The last line doesn't compile as expected (at least I got it was the expected result, just define the function call operator for FooImpl otherwise).

This way you can define selectively the specializations for which you want foo to work. In all the other cases, an attempt at using foo will result in a compilation error.

Answer 4

I'd like to know if there exist different solutions in C++11.

This is a classic use case for tagged dispatch, of which max66 already suggested. The approach, and even syntax, are basically the same in C++98 and C++11.

Here's a bit of a cleaner implementation than max66's, I believe (running on godbolt):

template <class T>
class Foo {
    template <class>
    struct tag{};
    template<class U>
    void foo_helper(tag<U>){std::cout << "default\n";}
    void foo_helper(tag<Bar<3> >){std::cout << "specialization for Bar<3>\n";}
public:
    void foo(){return foo_helper(tag<T>());}
};

The principle is the same; a client function accepting no arguments calls a helper function that constructs an empty type based on the T argument. Then normal overloading takes care of the rest.

Only here I use a templated catch-all method.

---

In C++11 the syntax would only change slightly; We could say tag<Bar<3>> instead of tag<Bar<3> > because new parsing rules allow the chevron for nested templates.

We could also make the tag and the templated foo_helper catch-all into variadic templates to be a little more generic:

template <class T>
class Foo {
    template <class...>
    struct tag{};
    template<class... U>
    void foo_helper(tag<U...>){std::cout << "default\n";}
    void foo_helper(tag<Bar<3>>){std::cout << "specialization for Bar<3>\n";}
public:
    void foo(){return foo_helper(tag<T>{});}
};

---

Things actually start getting pretty interesting in C++17 with the introduction of constexpr if that allows us to write what looks like normal branching logic based on T (Live Demo):

template <class T>
class Foo {
public:
    void foo(){
        if constexpr (std::is_same_v<T, Bar<3>>){std::cout << "Specialization for Bar<3>\n";}
        else std::cout << "default\n";
    }
};

As you can see, all the tag stuff goes away in favor of using a simple if statement.

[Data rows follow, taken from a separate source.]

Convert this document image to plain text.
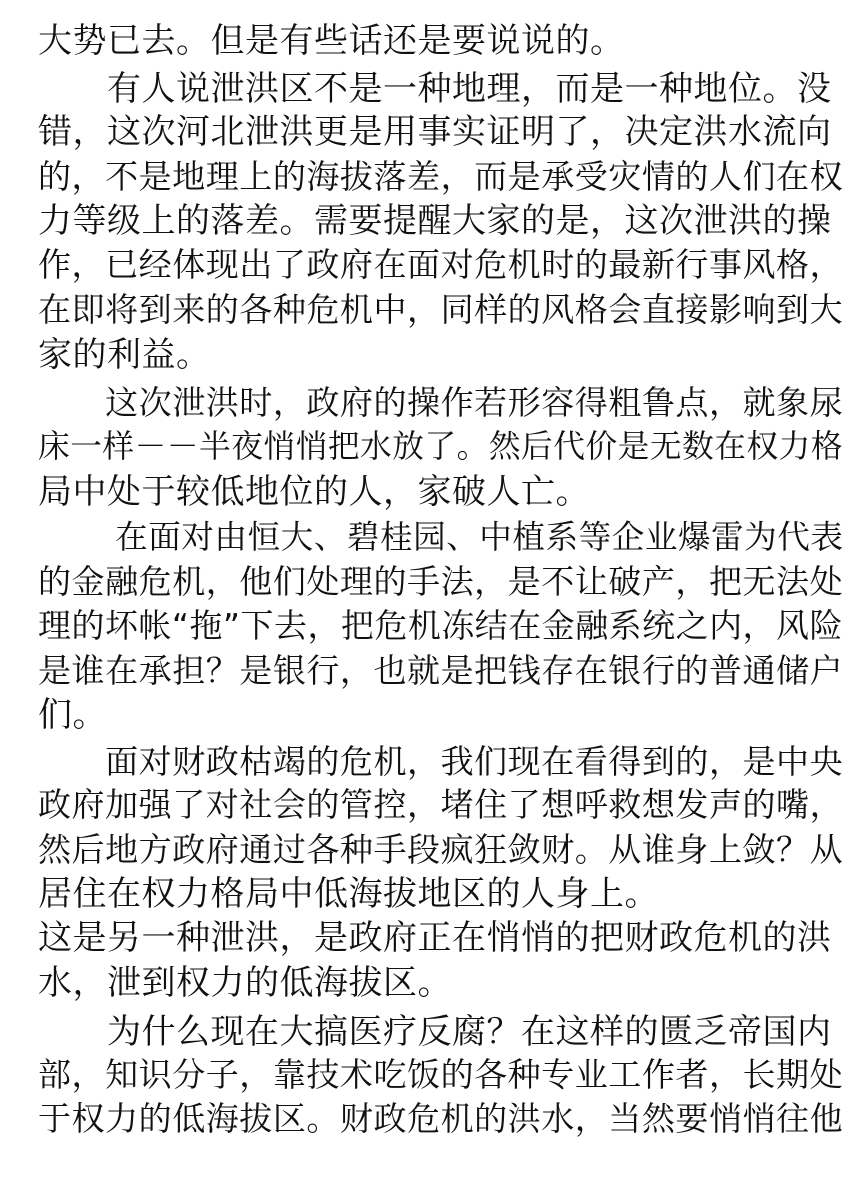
大势已去。但是有些话还是要说说的。
　　有人说泄洪区不是一种地理，而是一种地位。没
错，这次河北泄洪更是用事实证明了，决定洪水流向
的，不是地理上的海拔落差，而是承受灾情的人们在权
力等级上的落差。需要提醒大家的是，这次泄洪的操
作，已经体现出了政府在面对危机时的最新行事风格，
在即将到来的各种危机中，同样的风格会直接影响到大
家的利益。
　　这次泄洪时，政府的操作若形容得粗鲁点，就象尿
床一样－－半夜悄悄把水放了。然后代价是无数在权力格
局中处于较低地位的人，家破人亡。
　　 在面对由恒大、碧桂园、中植系等企业爆雷为代表
的金融危机，他们处理的手法，是不让破产，把无法处
理的坏帐“拖”下去，把危机冻结在金融系统之内，风险
是谁在承担？是银行，也就是把钱存在银行的普通储户
们。
　　面对财政枯竭的危机，我们现在看得到的，是中央
政府加强了对社会的管控，堵住了想呼救想发声的嘴，
然后地方政府通过各种手段疯狂敛财。从谁身上敛？从
居住在权力格局中低海拔地区的人身上。
这是另一种泄洪，是政府正在悄悄的把财政危机的洪
水，泄到权力的低海拔区。
　　为什么现在大搞医疗反腐？在这样的匮乏帝国内
部，知识分子，靠技术吃饭的各种专业工作者，长期处
于权力的低海拔区。财政危机的洪水，当然要悄悄往他
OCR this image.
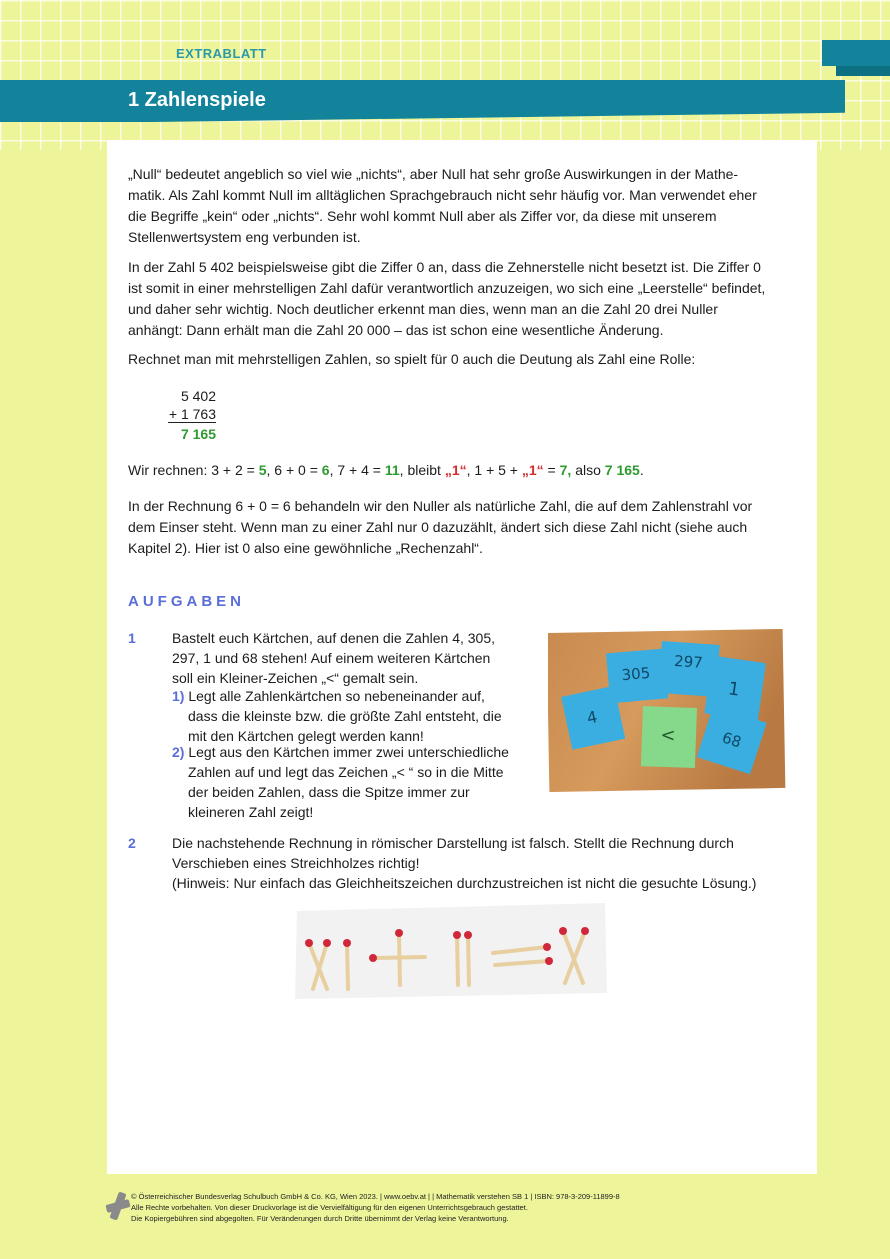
EXTRABLATT
1 Zahlenspiele

„Null“ bedeutet angeblich so viel wie „nichts“, aber Null hat sehr große Auswirkungen in der Mathe-matik. Als Zahl kommt Null im alltäglichen Sprachgebrauch nicht sehr häufig vor. Man verwendet eher die Begriffe „kein“ oder „nichts“. Sehr wohl kommt Null aber als Ziffer vor, da diese mit unserem Stellenwertsystem eng verbunden ist.

In der Zahl 5 402 beispielsweise gibt die Ziffer 0 an, dass die Zehnerstelle nicht besetzt ist. Die Ziffer 0 ist somit in einer mehrstelligen Zahl dafür verantwortlich anzuzeigen, wo sich eine „Leerstelle“ befindet, und daher sehr wichtig. Noch deutlicher erkennt man dies, wenn man an die Zahl 20 drei Nuller anhängt: Dann erhält man die Zahl 20 000 – das ist schon eine wesentliche Änderung.

Rechnet man mit mehrstelligen Zahlen, so spielt für 0 auch die Deutung als Zahl eine Rolle:

5 402
+ 1 763
7 165

Wir rechnen: 3 + 2 = 5, 6 + 0 = 6, 7 + 4 = 11, bleibt „1“, 1 + 5 + „1“ = 7, also 7 165.

In der Rechnung 6 + 0 = 6 behandeln wir den Nuller als natürliche Zahl, die auf dem Zahlenstrahl vor dem Einser steht. Wenn man zu einer Zahl nur 0 dazuzählt, ändert sich diese Zahl nicht (siehe auch Kapitel 2). Hier ist 0 also eine gewöhnliche „Rechenzahl“.

AUFGABEN
1	Bastelt euch Kärtchen, auf denen die Zahlen 4, 305,
297, 1 und 68 stehen! Auf einem weiteren Kärtchen
soll ein Kleiner-Zeichen „<“ gemalt sein.
1) Legt alle Zahlenkärtchen so nebeneinander auf,
dass die kleinste bzw. die größte Zahl entsteht, die
mit den Kärtchen gelegt werden kann!
2) Legt aus den Kärtchen immer zwei unterschiedliche
Zahlen auf und legt das Zeichen „< “ so in die Mitte
der beiden Zahlen, dass die Spitze immer zur
kleineren Zahl zeigt!
305
297
1
4
<	68
2	Die nachstehende Rechnung in römischer Darstellung ist falsch. Stellt die Rechnung durch
Verschieben eines Streichholzes richtig!
(Hinweis: Nur einfach das Gleichheitszeichen durchzustreichen ist nicht die gesuchte Lösung.)
© Österreichischer Bundesverlag Schulbuch GmbH & Co. KG, Wien 2023. | www.oebv.at | | Mathematik verstehen SB 1 | ISBN: 978-3-209-11899-8
Alle Rechte vorbehalten. Von dieser Druckvorlage ist die Vervielfältigung für den eigenen Unterrichtsgebrauch gestattet.
Die Kopiergebühren sind abgegolten. Für Veränderungen durch Dritte übernimmt der Verlag keine Verantwortung.
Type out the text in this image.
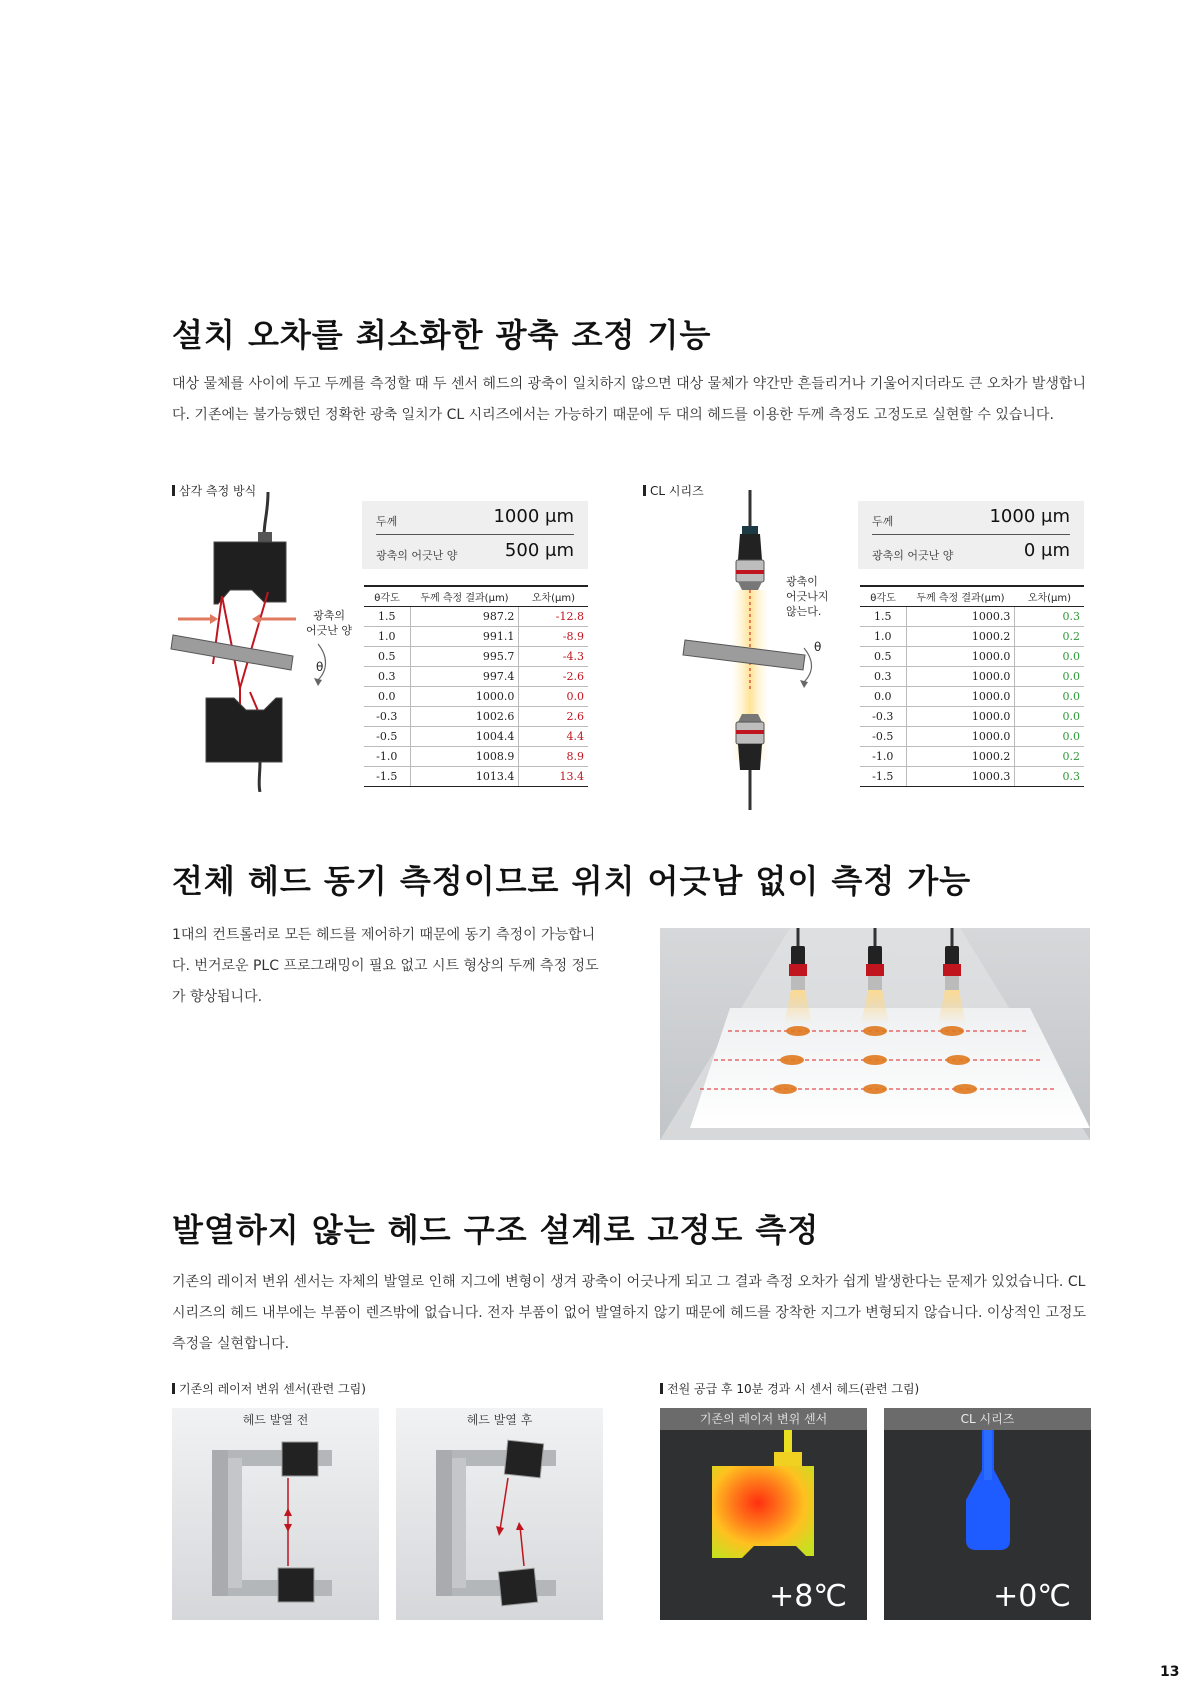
설치 오차를 최소화한 광축 조정 기능
대상 물체를 사이에 두고 두께를 측정할 때 두 센서 헤드의 광축이 일치하지 않으면 대상 물체가 약간만 흔들리거나 기울어지더라도 큰 오차가 발생합니다. 기존에는 불가능했던 정확한 광축 일치가 CL 시리즈에서는 가능하기 때문에 두 대의 헤드를 이용한 두께 측정도 고정도로 실현할 수 있습니다.
삼각 측정 방식
광축의
어긋난 양
θ
두께	1000 μm
광축의 어긋난 양	500 μm
θ각도	두께 측정 결과(μm)	오차(μm)
1.5	987.2	-12.8
1.0	991.1	-8.9
0.5	995.7	-4.3
0.3	997.4	-2.6
0.0	1000.0	0.0
-0.3	1002.6	2.6
-0.5	1004.4	4.4
-1.0	1008.9	8.9
-1.5	1013.4	13.4
CL 시리즈
광축이
어긋나지
않는다.
θ
두께	1000 μm
광축의 어긋난 양	0 μm
θ각도	두께 측정 결과(μm)	오차(μm)
1.5	1000.3	0.3
1.0	1000.2	0.2
0.5	1000.0	0.0
0.3	1000.0	0.0
0.0	1000.0	0.0
-0.3	1000.0	0.0
-0.5	1000.0	0.0
-1.0	1000.2	0.2
-1.5	1000.3	0.3
전체 헤드 동기 측정이므로 위치 어긋남 없이 측정 가능
1대의 컨트롤러로 모든 헤드를 제어하기 때문에 동기 측정이 가능합니다. 번거로운 PLC 프로그래밍이 필요 없고 시트 형상의 두께 측정 정도가 향상됩니다.
발열하지 않는 헤드 구조 설계로 고정도 측정
기존의 레이저 변위 센서는 자체의 발열로 인해 지그에 변형이 생겨 광축이 어긋나게 되고 그 결과 측정 오차가 쉽게 발생한다는 문제가 있었습니다. CL 시리즈의 헤드 내부에는 부품이 렌즈밖에 없습니다. 전자 부품이 없어 발열하지 않기 때문에 헤드를 장착한 지그가 변형되지 않습니다. 이상적인 고정도 측정을 실현합니다.
기존의 레이저 변위 센서(관련 그림)	전원 공급 후 10분 경과 시 센서 헤드(관련 그림)
헤드 발열 전	헤드 발열 후	기존의 레이저 변위 센서
+8℃
CL 시리즈
+0℃
13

We take advantage of type_traits introduced in C++11 to check the type of T against our desired type. Something like this wouldn't necessarily work previously because all branches needed to be compiled. In C++17, only the branch that is selected (at compile-time) is compiled.

Note that you could emulate this behavior as early as C++98 by using typeid (godbolt demo):

void foo(){
    if (typeid(T) == typeid(Bar<3>)){std::cout << "Specialization for Bar<3>\n";}
    else std::cout << "default\n";
}

However, the typeid approach is a poor choice for 2 reasons:

1. It's a run time check (slow) for information we know at compile-time
2. It's brittle because all branches must compile for all template instantiations, whereas in C++17 if constexpr only compiles the branch that is selected.